Erdoğan, konuşmasına şöyle devam etti:

"Bizim bu ülkeye yaptığımız en büyük hizmetlerden biri, eski Türkiye'nin hastalıkları arasında yer alan kamu mali dengesindeki bozulmalara izin vermeyişimiz olmuştur. Eskiden harç alınıyordu öğrencilerden. Bu harç sebebiyle gençler hatırlayın, boykotlar yapılıyordu. Biz geldik, harcı ne yaptık? Tamamen kaldırdık. Şimdi var mı harç? Yok. İsteyene burs, kredi veriyor muyuz? Veriyoruz. Yurtlarımız şu anda ihtiyacı karşılayacak noktada. 850 bin öğrenci kapasiteli Türkiye genelinde yurtlarımız var. Hani diyorlardı ya '1 yılda yaparız.' Bay Kemal, sen hiçbir şey yapamazsın. Sen, Sosyal Sigortalar Kurumunu duman ettin, mahvettin. Savaş Ay'ın programını hatırlayın. Hastanelerde rehin alınan hastalarımız vardı. Kimdi o zaman SSK'nın başında? Bay Kemal. Bundan bir şey olmaz. Aman dikkatli olalım. 15 seçimdir, seçim kazanamayan bu Bay Kemal'e benim milletim inanmadığı için bu yolu açmıyor. Bundan sonra da Allah'ın izniyle açmayacak.”

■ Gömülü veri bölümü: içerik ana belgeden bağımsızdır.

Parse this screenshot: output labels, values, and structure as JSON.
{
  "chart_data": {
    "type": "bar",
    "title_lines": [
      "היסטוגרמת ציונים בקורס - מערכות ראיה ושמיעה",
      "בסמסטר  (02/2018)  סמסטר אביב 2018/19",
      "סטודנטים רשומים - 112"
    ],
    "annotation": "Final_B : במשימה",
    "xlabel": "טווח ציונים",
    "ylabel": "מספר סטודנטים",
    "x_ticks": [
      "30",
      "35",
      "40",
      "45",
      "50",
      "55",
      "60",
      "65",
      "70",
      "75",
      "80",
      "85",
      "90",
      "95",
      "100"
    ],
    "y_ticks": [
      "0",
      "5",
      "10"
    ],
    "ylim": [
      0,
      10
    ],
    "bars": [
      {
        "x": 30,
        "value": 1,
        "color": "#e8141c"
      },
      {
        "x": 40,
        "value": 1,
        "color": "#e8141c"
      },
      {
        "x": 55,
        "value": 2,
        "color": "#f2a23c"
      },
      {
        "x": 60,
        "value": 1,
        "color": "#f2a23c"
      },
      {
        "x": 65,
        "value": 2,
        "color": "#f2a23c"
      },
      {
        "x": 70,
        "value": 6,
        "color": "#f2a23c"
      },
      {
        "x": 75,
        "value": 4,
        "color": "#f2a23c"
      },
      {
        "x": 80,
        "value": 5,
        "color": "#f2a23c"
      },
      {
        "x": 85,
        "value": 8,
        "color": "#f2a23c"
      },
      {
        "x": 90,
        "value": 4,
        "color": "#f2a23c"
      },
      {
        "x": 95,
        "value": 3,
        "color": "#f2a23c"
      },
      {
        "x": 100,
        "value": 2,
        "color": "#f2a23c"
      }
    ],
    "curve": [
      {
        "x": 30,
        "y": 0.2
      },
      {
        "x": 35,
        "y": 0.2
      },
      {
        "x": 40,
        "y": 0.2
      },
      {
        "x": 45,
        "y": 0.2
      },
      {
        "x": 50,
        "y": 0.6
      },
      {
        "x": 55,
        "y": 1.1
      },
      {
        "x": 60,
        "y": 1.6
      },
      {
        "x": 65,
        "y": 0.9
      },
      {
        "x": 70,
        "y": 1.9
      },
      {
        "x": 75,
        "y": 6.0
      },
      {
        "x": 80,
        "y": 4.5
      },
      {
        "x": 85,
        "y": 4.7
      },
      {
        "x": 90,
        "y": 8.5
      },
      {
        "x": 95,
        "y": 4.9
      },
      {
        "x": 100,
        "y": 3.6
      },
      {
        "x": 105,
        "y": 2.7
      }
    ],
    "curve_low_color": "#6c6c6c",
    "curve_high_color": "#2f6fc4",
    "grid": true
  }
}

"Mevcut sıkıntıları da biz çözeriz, biz çözeceğiz"

Cumhurbaşkanı Erdoğan, ülke için kalıcı bir tehdit ve telafisi zor bir yıkım haline dönüşecek hiçbir adımı atmayacaklarını, attırmayacaklarını ifade ederek, "Şimdi sadece fiyatlardaki dalgalanmayla mücadele ediyor, insanlarımızın gelirlerini yeni fiyat seviyesine göre yükseltmeye çalışıyoruz. Çünkü sorunumuz, devletin batması değil fiyatların dalgalanmasıdır. Bu basit gerçeği göremeyen sözde iktisatçılar hala 'faiz' lafı gevelemeye devam ededursun, biz kendi işimize bakarak üretimi ve istihdamı desteklemeyi sürdüreceğiz. Bu kardeşiniz bu görevde olduğu sürece faiz her geçen gün, her geçen hafta, her geçen ay inmeye devam edecektir. Kimse bize bu konuda akıl vermesin. Yatırımcı gelsin, bizim devlet bankalarından kredi talebinde bulunsun ve onları faize ezdirmeyeceğiz. Çünkü yatırım yüksek faizle olmaz. Onun için düşük faiz" diye konuştu.

Başbakanlığı döneminde enflasyonu 6,4'e düşürdüklerini, faizi de 4,6'ya indirdiklerini belirten Erdoğan, "Bunu biz yaptık. Allah'ın izniyle yine şu andaki bu gidişi biz düze çıkaracağız. Bugüne kadarki demokrasi ve kalkınma adımlarını nasıl başarıyla neticelendirdiysek, inşallah mevcut sıkıntıları da biz çözeriz, biz çözeceğiz" dedi.